I´m not on speed with the development of EU5, as i usually wait some years after release to see how it works out, so i don´t know what they mean with "societal values". In EU4 most AI countries have world domination whatever it costs as their only societal value, and those who don´t have this, will be erased from the planet...
I also think the ai "acting against our interests" might be a thing? The ai in EU4 is a bit self-absorbed, I don't think it would really consider what other nation's interests may be (they don't do things like guarantee the independence of a weaker nation to stop your expansion like they do in HoI; no idea if or should they do it in EU5)
(I´m usually more curious how the AI would handle more complex systems, so i´m not really enthusiastic about features, which sound better, or more interesting, or more flexible, on paper.)
The AI often forms alliance hugboxes that last for a very long time because it can't find a way to overcome them (skilled players get around them with ease, of course). But if the AI has built-in antagonisms to nations with different societal values (the new sliders), cultures, governments, language, and so on, these hugboxes will be less likely than in the current system.
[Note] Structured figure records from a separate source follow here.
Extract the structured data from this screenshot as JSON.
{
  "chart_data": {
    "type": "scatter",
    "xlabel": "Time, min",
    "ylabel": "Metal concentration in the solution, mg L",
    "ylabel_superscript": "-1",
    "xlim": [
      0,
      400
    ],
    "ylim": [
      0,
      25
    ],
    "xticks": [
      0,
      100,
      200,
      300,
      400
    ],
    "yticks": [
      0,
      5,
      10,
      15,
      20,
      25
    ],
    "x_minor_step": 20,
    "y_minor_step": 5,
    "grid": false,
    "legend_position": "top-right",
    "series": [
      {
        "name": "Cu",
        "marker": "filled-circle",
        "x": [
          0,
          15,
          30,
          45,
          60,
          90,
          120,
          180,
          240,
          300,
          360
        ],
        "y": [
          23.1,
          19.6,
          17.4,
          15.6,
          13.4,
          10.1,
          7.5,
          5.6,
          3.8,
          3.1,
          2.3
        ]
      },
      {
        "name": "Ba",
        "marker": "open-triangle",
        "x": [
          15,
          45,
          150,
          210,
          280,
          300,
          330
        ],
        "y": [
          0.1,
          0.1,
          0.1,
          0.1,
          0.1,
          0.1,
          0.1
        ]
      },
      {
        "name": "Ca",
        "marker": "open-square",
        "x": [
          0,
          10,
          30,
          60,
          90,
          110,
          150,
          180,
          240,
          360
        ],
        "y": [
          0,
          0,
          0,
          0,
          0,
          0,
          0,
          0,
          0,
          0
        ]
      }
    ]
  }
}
Obviously, until I see the game in action, this is just speculation.
Like the AI is only a code. If this is the case - do that. That´s about it. Even some machine learning AI does nothing different - the only difference is that it would try all possible moves in all possible orders - and then sort them by success chance. Which again results in: If this is the case - do that. Like the hardware only functions with on and off. There´s nothing in between.
I don´t imagine that the AI in EU5 would "feel more lifelike" - for me it would be good enough if it´s able to somehow play the game. In EU4 it´s somehow able to play it, which is why we spend many hours in it i guess. (and the amount of achievements)
Haven´t thought of this.
Anyway, for me this confirms game will be released late this year, November probably.
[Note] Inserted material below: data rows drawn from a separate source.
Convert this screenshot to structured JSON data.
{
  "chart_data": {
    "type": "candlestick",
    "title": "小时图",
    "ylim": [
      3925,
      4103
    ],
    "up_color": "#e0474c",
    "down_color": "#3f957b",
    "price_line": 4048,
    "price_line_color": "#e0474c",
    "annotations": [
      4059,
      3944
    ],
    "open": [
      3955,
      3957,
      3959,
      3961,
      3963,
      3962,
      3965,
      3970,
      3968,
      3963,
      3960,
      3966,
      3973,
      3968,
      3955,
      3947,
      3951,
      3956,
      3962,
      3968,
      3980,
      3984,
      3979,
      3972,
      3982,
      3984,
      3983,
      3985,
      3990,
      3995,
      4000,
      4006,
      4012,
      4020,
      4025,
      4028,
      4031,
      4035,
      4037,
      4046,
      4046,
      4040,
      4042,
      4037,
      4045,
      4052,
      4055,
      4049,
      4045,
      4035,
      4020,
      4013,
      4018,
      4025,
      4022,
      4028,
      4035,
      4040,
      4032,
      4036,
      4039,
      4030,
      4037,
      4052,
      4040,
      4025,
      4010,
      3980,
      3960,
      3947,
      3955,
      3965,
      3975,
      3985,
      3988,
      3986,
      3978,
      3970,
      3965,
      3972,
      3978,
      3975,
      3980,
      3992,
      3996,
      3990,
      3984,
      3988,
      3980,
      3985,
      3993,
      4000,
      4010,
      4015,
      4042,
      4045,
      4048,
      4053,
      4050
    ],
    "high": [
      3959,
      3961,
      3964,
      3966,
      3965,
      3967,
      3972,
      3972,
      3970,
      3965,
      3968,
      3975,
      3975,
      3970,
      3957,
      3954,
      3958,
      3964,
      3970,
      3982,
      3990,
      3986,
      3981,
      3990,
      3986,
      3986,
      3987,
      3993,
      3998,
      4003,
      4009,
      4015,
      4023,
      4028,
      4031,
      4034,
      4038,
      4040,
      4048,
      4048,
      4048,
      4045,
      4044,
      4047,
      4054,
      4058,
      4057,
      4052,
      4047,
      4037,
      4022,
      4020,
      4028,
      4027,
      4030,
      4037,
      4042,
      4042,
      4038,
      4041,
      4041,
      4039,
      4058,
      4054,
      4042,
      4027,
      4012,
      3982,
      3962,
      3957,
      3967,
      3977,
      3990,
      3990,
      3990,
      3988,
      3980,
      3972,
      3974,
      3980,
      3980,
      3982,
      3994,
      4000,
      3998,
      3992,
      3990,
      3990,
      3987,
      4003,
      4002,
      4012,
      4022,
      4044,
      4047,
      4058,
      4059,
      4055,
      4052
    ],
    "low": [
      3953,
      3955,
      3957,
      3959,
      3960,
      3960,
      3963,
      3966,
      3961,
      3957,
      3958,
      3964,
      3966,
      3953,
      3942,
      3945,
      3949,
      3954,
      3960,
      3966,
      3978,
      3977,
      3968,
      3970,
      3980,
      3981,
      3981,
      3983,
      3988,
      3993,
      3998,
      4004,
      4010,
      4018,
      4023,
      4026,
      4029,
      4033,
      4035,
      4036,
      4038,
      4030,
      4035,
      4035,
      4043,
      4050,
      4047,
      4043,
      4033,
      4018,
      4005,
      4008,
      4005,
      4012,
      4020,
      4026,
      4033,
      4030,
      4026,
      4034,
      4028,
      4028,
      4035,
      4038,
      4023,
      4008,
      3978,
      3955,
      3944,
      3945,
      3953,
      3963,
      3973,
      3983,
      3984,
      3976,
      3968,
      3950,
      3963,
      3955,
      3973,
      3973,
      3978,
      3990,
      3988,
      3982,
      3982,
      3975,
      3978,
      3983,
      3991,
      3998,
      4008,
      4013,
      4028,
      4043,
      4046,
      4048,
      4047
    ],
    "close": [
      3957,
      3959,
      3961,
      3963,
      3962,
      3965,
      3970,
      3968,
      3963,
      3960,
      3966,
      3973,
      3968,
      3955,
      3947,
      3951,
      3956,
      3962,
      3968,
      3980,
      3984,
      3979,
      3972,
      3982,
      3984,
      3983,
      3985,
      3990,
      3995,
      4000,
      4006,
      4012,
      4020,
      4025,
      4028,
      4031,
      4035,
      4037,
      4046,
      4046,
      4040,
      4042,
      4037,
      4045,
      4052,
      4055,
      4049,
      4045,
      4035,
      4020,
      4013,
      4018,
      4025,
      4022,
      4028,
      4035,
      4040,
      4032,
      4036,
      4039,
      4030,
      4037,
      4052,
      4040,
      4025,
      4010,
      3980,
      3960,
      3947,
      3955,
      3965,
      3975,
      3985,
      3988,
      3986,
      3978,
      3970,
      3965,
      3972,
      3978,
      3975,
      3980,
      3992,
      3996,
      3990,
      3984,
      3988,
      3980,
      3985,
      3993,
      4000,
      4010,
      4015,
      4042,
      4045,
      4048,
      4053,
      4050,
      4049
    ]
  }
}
But i for myself rather wait some two years after the release, to see how it is like. I was super disappointed by Stellaris, and that the AI couldn´t play it - even after waiting some time to buy it as i (mostly) never buy a game at release . (actually "mostly", because i bought one early access game - which means i technically bought it before the release, but was also disappointed by Bannerlord)
Me when I'm like: "but quantity is a quality of its own"
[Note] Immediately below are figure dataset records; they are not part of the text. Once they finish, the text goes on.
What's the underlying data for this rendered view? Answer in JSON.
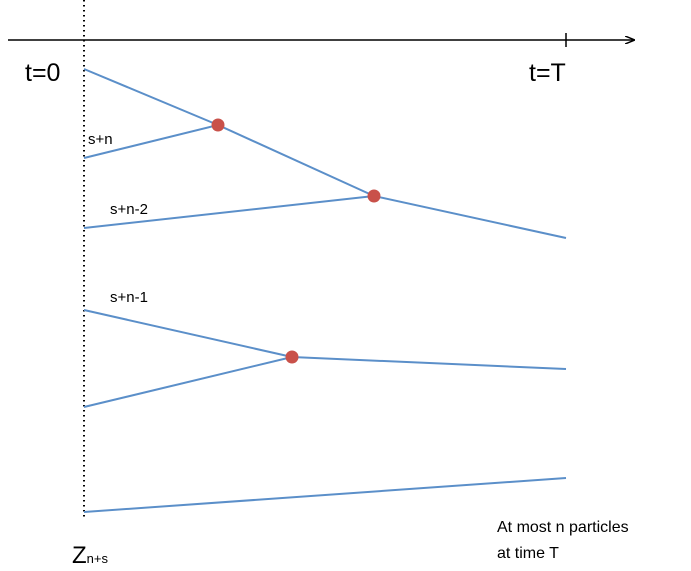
{
  "labels": {
    "t_start": "t=0",
    "t_end": "t=T",
    "branch_1": "s+n",
    "branch_2": "s+n-2",
    "branch_3": "s+n-1",
    "z_main": "Z",
    "z_sub": "n+s",
    "note_line1": "At most n particles",
    "note_line2": "at time T"
  },
  "colors": {
    "line": "#5b8fc9",
    "merge_point": "#c9514a",
    "axis": "#000000"
  }
}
Everyone: "shut up Pepper Stalin"
This is what it made me think, too, that perhaps what they're getting at is that the undercurrent and hidden modifiers which affect the spread of AE as it's implemented in EU4 (such as religion, culture, etc) will instead be more malleable and affected by things like the extent of good relations with various countries of those demographics and the duration of time those relations have been maintained. So for example, a Muslim country which has gone out of their way to maintain good diplomatic relations with a million Catholic HRE princes would find that all of those German Catholics won't be as mad at them over them taking over Malta as they might otherwise be.